When everything else is done right, the only thing an enterprise has to do to stay in business is stay up. In other words, uptime or near-zero downtime ensures that you stay in business.
Downtime can be an incident as simple as Amazon’s 20-minute outage but cost them $3.8 million. It can also be as complex as a route leak caused by Telekom Malaysia when peering with Level 3, which caused the slowdown of almost the entire Internet. Yes, really!
What is the cost of network downtime? Various reports cite a range of costs, but it is mostly put in the range of $140k to $540k per hour! That of course does not include the value of opportunities lost. If an outage happens to hit a customer at a critical business hour, they most certainly will start scouting for alternate options.
Beyond the lost opportunities, customers and revenue, there is also lost productivity and the man-hour costs of waiting or attempting to fix the issue. Finally, there are the intangibles, such as damage to reputation and corporate image, both of which cannot be monetized.

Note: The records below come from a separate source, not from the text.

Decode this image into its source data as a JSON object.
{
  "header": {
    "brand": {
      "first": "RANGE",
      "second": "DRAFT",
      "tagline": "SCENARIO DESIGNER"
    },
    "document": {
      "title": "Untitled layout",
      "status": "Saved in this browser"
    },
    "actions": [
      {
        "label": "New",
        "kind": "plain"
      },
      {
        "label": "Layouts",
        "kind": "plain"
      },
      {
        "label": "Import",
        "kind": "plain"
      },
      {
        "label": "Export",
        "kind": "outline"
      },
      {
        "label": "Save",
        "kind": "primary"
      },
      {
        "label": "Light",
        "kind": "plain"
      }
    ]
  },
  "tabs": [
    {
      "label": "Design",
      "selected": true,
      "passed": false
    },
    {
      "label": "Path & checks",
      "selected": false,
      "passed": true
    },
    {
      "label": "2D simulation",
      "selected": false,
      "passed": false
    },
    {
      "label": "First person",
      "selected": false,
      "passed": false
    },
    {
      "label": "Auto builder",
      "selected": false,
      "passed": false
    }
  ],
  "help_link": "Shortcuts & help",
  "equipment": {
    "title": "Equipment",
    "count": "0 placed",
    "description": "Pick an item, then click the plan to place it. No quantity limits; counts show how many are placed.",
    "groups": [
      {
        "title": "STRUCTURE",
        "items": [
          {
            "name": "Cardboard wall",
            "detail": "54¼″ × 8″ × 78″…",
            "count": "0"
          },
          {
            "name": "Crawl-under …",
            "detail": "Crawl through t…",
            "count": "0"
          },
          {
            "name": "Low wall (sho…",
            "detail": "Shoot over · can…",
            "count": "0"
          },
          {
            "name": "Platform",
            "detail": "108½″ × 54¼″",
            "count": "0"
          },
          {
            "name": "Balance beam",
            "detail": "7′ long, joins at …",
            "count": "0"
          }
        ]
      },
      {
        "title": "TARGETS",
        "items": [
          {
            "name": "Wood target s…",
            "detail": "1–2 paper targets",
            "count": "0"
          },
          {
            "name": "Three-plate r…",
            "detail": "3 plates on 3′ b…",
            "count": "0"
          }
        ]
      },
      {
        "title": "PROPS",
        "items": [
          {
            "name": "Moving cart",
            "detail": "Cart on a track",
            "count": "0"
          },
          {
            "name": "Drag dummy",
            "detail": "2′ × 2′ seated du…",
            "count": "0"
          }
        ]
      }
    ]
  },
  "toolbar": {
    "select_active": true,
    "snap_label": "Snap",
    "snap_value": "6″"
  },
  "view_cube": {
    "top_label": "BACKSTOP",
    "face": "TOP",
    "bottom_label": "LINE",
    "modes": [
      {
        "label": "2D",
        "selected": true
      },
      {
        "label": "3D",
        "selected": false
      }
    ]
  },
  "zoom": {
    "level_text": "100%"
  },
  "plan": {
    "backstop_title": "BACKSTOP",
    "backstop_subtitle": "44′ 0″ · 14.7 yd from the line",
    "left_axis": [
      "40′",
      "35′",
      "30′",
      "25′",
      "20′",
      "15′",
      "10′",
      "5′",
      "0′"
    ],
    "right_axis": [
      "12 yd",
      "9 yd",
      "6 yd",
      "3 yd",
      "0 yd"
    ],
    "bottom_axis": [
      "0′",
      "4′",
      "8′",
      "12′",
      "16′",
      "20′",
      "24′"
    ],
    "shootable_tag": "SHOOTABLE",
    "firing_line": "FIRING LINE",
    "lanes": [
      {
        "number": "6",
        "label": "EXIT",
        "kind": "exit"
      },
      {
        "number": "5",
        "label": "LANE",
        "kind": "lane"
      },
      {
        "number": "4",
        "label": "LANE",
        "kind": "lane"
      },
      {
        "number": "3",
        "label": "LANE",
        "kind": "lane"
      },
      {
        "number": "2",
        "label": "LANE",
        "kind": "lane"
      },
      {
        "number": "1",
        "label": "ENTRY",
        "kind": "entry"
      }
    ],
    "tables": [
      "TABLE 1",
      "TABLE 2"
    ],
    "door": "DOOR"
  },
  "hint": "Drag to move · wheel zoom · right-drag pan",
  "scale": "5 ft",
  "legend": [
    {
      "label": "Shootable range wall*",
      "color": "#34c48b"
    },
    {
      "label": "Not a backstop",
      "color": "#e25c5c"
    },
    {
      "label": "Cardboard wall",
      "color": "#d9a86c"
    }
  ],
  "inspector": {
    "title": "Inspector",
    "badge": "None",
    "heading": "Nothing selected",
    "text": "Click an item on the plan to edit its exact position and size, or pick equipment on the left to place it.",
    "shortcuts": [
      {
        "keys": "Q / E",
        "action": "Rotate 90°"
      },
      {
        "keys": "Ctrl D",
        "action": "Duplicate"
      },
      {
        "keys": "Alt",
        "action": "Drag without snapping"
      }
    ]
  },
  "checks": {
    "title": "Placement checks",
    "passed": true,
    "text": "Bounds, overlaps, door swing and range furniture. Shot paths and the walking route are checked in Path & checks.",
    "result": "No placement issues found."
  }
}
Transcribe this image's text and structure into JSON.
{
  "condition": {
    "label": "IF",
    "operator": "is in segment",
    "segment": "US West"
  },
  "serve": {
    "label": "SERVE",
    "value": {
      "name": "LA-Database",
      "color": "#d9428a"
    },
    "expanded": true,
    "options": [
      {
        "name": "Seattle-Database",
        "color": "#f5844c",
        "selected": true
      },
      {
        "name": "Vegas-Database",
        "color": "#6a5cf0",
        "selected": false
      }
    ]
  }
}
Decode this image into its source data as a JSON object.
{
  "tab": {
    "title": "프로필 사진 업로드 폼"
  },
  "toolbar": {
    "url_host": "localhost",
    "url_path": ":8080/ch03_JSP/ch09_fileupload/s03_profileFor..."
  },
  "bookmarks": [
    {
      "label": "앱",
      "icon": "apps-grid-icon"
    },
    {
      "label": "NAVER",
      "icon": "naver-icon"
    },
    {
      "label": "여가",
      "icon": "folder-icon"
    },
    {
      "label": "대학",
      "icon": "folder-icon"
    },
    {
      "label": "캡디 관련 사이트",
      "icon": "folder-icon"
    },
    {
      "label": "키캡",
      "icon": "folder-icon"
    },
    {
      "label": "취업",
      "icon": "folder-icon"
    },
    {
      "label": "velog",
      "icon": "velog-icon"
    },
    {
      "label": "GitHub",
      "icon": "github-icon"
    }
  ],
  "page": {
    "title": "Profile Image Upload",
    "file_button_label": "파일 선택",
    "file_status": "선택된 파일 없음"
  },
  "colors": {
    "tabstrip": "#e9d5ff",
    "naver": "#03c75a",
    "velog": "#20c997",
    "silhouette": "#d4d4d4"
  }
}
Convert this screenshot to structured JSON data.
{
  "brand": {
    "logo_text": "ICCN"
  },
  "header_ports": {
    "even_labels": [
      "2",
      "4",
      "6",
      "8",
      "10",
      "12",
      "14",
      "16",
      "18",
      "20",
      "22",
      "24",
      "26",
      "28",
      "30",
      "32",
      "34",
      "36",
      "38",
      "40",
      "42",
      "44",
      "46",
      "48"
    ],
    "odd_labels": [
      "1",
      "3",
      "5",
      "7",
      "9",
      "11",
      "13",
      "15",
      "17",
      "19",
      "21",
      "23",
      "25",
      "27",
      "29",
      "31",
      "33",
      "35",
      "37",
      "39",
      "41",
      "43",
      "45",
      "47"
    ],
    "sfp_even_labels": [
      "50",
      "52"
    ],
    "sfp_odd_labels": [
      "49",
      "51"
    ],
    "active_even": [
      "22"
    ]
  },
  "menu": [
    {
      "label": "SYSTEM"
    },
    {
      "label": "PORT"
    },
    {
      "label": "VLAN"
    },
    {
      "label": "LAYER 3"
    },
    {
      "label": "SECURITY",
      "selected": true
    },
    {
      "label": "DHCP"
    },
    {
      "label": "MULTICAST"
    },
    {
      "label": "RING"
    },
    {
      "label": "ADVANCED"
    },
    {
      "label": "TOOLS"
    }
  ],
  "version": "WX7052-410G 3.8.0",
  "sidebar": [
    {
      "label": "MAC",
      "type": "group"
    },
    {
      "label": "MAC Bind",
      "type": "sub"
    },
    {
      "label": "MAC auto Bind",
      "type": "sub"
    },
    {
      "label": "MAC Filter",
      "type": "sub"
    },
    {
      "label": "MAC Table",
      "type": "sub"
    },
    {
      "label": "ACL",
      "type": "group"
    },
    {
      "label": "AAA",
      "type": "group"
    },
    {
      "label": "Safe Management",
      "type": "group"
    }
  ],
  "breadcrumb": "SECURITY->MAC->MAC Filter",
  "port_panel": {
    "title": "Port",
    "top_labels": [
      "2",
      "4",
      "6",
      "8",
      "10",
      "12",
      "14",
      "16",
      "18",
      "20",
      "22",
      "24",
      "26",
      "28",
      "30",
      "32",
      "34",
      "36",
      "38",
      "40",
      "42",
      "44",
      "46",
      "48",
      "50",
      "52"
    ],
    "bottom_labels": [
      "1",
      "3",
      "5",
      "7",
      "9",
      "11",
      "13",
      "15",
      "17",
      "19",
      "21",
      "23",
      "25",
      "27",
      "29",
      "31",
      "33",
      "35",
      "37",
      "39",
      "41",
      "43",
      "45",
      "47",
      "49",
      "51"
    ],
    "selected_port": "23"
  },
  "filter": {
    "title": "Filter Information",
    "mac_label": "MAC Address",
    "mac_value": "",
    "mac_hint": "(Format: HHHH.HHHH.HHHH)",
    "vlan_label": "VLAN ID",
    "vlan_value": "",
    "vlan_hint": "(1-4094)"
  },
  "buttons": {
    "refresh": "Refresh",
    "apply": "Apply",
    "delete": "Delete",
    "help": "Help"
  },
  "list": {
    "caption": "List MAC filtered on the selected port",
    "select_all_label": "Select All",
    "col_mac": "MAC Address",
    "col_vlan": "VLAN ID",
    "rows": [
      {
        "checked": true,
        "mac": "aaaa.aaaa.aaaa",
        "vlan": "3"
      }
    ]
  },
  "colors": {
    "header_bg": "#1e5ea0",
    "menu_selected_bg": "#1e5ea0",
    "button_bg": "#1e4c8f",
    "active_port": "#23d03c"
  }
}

Networks have evolved over time – from ‘being flat’ in the beginning to being a complex mesh. Yet, the usual suspects that lead to downtime remain unchanged. Here are my top three:
Hardware Failure – Hardware can fail anytime and there is nothing much anybody can do about it. Even the biggest networks, with a reasonable redundancy mechanism, cannot always escape downtime caused due to hardware failure. Remember Telstra in March?
While nothing can prevent a hardware failure, the workaround is to be prepared to deal with one when it occurs. To start with, SNMP tools have the ability to monitor the health of hardware devices and see potential issues. The hardware health reports will help a network admin take preventive actions before a device fails and its ripple effect causes a major outage. However, not all hardware failures are ‘hard’ conditions. For example, a failing router interface can cause intermittent route flapping, where the router announces itself alternately “up” and “down” in quick succession. SNMP tools can easily miss these conditions between polling cycles.
It is good practice to have a recovery plan for when failures occur. This may be to reroute traffic over a redundant link, having standby hardware loaded with the essential configuration, or anything that the network engineer knows is the best for their network. While hardware failures can never be dispelled, having a recovery plan will definitely help reduce the outage time.
Configuration Errors – To err is human and unforgivingly, the network will go down. An Avaya study found that 82% of companies surveyed have faced network downtime due to human error. Be it fat fingers or applying a configuration change without considering the after effect, most organizations – including giants Facebook, and Google – have been victims of human error.
While misconfiguration due to human error cannot be avoided, what organizations can do is follow a change management policy with the help of network change management tools to prevent unauthorized changes. There are also times when network admins make changes without having considered all the “what-if” scenarios, which in turn leads to an outage. Using tools that can help simulate network changes and study their impact, expensive outages can be avoided.
Routing Issues – While there are a range of network issues that can lead to an outage, it is routing issues that play a major role because they are difficult to troubleshoot in large and complex networks. Link congestion, route flaps, route leaks and route hijacks are a few of them. There have been numerous instances where route leaks have slowed down the Internet or knocked out major services and route hijacks have dealt major damage.
Because you cannot trust the Internet to handle your routes perfectly, using a route analytics tool for route monitoring is the only solution. With route monitoring in place, you can monitor and be alerted about path changes, router state changes, prefix changes, prefix floods or any anomalous routing behavior that can lead to downtime.
Having real-time routing telemetry and analytics designed for today’s complex IP/MPLS networks with end-to-end visibility will get you closer to “five-nines” availability. To stay up in business, bring up the uptime.